Baldwin of Clare (fl. 1141) was the youngest son of Gilbert Fitz Richard (de Clare), of the elder branch of the line of Gilbert, count of Eu, grandson of Richard the Fearless.

Baldwin's mother was Adeliza, daughter of the count of Claremont, though William of Jumièges does not mention him among her sons. The manor of Clare, from which Baldwin and others of his family took their name, was one of the estates held by his grandfather Richard in Suffolk. Baldwin's father, Gilbert, received the grant of Ceredigion (Cardiganshire) from Henry I in 1107.

On the death of Henry, Richard, the eldest brother of Baldwin, was slain, and his lands were harried by Morgan ap Owen. King Stephen gave Baldwin a large sum of money to enable him to hire troops for the relief of the lands of his house. Baldwin, however, retreated without, as it seems, striking a single blow. When, in 1141, Stephen's army was drawn up before the battle of Lincoln, the king, because his own voice was weak, deputed Baldwin to make a speech to the host. The Arundel MS. of the History of Henry of Huntingdon (twelfth or thirteenth century) contains an outline drawing of Baldwin addressing the royal army in the presence of the king.
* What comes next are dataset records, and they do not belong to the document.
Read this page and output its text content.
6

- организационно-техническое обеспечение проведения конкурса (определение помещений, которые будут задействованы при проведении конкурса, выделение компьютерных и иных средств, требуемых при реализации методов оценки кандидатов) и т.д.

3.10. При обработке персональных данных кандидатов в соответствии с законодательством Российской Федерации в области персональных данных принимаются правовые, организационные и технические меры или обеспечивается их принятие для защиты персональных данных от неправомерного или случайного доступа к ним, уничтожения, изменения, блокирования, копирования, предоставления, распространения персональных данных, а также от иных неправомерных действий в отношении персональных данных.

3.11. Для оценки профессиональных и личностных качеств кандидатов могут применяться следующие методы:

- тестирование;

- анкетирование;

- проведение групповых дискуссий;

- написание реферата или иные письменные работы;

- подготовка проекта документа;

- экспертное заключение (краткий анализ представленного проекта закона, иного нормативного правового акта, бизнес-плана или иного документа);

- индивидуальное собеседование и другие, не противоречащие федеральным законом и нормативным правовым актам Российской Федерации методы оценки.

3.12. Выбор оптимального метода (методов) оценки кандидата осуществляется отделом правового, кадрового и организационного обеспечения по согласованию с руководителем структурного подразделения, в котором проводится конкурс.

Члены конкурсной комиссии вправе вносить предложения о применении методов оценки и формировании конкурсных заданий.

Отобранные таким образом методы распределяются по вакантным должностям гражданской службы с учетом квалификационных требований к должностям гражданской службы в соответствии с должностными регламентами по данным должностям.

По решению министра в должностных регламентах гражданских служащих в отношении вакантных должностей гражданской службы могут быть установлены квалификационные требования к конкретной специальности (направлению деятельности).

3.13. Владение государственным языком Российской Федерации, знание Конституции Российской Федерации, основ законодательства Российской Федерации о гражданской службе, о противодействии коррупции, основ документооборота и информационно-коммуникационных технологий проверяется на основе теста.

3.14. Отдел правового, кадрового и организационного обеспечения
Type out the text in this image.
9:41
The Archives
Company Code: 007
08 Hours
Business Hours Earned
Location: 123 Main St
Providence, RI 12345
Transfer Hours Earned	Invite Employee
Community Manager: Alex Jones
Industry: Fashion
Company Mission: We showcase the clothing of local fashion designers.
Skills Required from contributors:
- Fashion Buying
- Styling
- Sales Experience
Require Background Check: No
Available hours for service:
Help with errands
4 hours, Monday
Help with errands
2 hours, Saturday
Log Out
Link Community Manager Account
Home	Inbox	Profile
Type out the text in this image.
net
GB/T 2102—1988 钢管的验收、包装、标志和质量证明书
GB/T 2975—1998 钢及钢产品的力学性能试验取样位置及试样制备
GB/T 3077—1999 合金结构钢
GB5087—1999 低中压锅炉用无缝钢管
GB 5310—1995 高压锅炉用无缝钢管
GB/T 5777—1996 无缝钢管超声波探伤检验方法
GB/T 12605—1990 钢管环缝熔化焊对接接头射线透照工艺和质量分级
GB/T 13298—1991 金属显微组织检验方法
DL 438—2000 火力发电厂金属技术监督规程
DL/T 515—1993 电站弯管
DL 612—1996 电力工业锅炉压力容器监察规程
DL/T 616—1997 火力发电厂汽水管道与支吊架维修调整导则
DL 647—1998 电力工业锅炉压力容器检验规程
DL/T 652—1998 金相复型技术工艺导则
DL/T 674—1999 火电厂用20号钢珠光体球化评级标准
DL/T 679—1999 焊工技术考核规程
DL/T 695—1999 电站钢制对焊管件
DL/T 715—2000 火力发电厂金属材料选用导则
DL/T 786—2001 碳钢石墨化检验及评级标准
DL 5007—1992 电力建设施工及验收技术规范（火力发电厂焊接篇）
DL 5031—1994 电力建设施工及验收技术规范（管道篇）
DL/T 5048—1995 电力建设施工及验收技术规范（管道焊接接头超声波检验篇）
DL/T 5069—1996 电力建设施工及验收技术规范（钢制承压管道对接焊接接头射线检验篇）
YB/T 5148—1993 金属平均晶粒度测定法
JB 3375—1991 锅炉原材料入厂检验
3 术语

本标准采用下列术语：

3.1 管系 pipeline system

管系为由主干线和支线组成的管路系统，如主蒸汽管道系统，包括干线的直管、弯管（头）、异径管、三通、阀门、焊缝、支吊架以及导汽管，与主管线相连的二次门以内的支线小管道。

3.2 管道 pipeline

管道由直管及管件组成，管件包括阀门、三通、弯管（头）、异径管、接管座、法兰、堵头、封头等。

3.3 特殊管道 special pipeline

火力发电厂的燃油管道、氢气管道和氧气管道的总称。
In this speech, Baldwin set forth the goodness of the cause of Stephen and the evil character of his enemies, reviling Robert, Earl of Gloucester, as having the heart of a hare. In this battle, however, Baldwin fought bravely and received many wounds. He stood by the king to the last and was taken prisoner with him.

Baldwin was a benefactor of the abbey of Bec.

Richard (Earl of Striguil), the invader of Ireland, was the son of his brother, Gilbert.

==Family==
Baldwin married Adeline de Rollos and had a daughter, Emma, who married Hugh Wake, and by him had sons Baldwin, Geoffrey and Hugh.